Three encounters touched my heart when I was in Uganda. The first occurred at the so-called “House for the Destitutes.” Our host, Valeria Banaki, was a pivotal coordinator in an effort to visit these “destitutes.” Along with the women’s group from her parish, they would ask the local church communities after Mass if the people had any clothes they could donate to them.

“We don’t have much, but we have more than they do,” said Valeria. “We visit them twice a year, once during Christmas and another at Easter, to give them a small gift, and to share bread and a cup of tea with them.”

The women’s group brought us to a house of orphans and people with mental disabilities. Seeing there were not enough men’s shirts, I removed the one I had on and handed it to a frail young Ugandan man. After seeing how much he appreciated it, I went and had my cup of tea next to him. When I had my picture taken with some of the “destitutes,”  I noticed that I was nearly double their size in almost every way.

The second encounter that tugged at my heartstrings was meeting the children. Their boundless joy amid extreme poverty astounded me. I met a boy named Elija who had no concept of different languages. We managed to have an hour-long conversation despite my initial, desperate attempts to tell him I didn’t understand Lugandan (a common language in Uganda).

While in Uganda, I had the chance to speak with Fr. John Bosco Lutaaya, whom I knew from Mundelein Seminary, about his experience coming back home to Uganda after studying in Illinois, U.S.A. I could see the love for God’s people radiating from his eyes as he was reflected on the difference between being back home in Uganda as a seminarian and being back home as a priest.

“It’s an entirely different experience,” Fr. Bosco said, “one of my biggest challenges is getting the Eucharist to all my parishioners on a weekly basis.”

Fr. John Bosco and his pastor have 19 sub-parishes within their parish boundaries, and they are responsible for visiting each of them every month. Progress can be seen, like the main church’s new tabernacle – a donation from a generous community in Chicago – and Fr. Bosco also intends on building a school for the local children.

I was blessed to serve Mass with Fr. Bosco at several of his rural communities. During one liturgy, Fr. Bosco baptized seven babies, one of whom had been recently abandoned by his father because he couldn’t take care of him. In that moment I realized that at Mundelein Seminary, I have the joy to study alongside some of the Church’s future saints.

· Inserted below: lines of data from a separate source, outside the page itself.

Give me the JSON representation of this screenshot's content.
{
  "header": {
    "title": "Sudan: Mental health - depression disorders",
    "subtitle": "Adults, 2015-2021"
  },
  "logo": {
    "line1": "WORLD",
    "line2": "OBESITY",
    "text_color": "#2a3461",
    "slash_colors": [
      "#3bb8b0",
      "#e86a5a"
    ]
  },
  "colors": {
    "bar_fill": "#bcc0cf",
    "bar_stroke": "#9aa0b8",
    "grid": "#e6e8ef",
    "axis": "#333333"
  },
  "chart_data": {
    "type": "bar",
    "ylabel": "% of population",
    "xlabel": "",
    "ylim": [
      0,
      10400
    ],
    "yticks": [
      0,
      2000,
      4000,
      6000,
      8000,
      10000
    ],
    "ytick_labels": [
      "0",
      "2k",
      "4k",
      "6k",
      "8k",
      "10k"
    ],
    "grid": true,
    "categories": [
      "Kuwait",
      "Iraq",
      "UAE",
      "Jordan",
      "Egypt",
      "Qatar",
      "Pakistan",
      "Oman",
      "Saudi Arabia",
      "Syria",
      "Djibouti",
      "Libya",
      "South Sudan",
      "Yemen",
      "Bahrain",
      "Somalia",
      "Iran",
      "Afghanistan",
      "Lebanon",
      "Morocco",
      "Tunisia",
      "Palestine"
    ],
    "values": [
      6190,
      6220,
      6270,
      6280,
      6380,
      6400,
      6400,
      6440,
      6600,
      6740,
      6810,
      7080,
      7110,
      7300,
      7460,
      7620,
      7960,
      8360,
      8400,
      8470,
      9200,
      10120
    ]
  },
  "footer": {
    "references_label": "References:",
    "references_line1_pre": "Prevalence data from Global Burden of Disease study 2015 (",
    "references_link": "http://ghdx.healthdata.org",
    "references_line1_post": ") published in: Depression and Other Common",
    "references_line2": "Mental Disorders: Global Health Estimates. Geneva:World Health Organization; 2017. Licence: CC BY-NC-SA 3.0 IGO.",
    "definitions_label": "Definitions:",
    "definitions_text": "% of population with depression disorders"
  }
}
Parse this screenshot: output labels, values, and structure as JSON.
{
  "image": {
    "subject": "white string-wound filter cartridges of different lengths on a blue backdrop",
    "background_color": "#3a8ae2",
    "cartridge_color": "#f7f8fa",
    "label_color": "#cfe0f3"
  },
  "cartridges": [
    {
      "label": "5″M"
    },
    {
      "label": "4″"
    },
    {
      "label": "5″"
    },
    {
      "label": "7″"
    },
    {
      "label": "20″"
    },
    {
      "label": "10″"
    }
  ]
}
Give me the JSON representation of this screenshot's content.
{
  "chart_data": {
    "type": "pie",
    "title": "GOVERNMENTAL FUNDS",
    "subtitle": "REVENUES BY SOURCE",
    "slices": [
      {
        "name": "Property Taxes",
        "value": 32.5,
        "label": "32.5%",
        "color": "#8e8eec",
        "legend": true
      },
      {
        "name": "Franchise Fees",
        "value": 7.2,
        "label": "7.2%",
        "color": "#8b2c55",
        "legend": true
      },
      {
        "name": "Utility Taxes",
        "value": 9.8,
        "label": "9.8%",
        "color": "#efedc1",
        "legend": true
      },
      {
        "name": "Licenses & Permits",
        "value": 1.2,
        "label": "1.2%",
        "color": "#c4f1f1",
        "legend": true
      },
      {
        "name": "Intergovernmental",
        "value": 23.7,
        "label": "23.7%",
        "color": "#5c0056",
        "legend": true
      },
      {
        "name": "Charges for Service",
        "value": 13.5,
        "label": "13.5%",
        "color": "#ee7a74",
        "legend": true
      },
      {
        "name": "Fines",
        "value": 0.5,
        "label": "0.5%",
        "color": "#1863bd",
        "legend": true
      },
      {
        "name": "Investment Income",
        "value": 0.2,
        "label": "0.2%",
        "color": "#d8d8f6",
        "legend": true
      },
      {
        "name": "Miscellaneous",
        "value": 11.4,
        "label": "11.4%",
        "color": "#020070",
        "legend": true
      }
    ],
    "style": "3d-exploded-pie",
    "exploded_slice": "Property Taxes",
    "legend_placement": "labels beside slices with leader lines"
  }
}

Father John Bosco Lutaaya baptizes a new member of the Catholic Church in Uganda.

Seeing Fr. Bosco in action made me hopeful and prayerful for his challenges and difficulties as a priest. His parishioners make the load lighter, and they give him the creative energy to provide more and more for them, just like a father would for his children.

The third memorable encounter was the memorably grand party I attended for the Kizza family. Ssalongo and Nalongo received an apostolic blessing from the Holy Father, and we congratulated their marriage and Sister Joanitah’s perpertual vows to Jesus Christ. Over 1,500 guests came out that day, under the hot Ugandan sun for a two-hour Mass of Thanksgiving and a full-day celebration. A party of this caliber would seem impossible, but not for this Ugandan village. It was a celebration of vocations. It was a celebration of love.

This celebration was an expression of that circular investment we seminarians are promised today, as future priests, and the promise we will make tomorrow, as priests to our parishioners. Please pray for Fr. Bosco, for an increase in all holy vocations, and for my seminarian brothers and I as we are formed into parish priests. Let’s continue the celebration.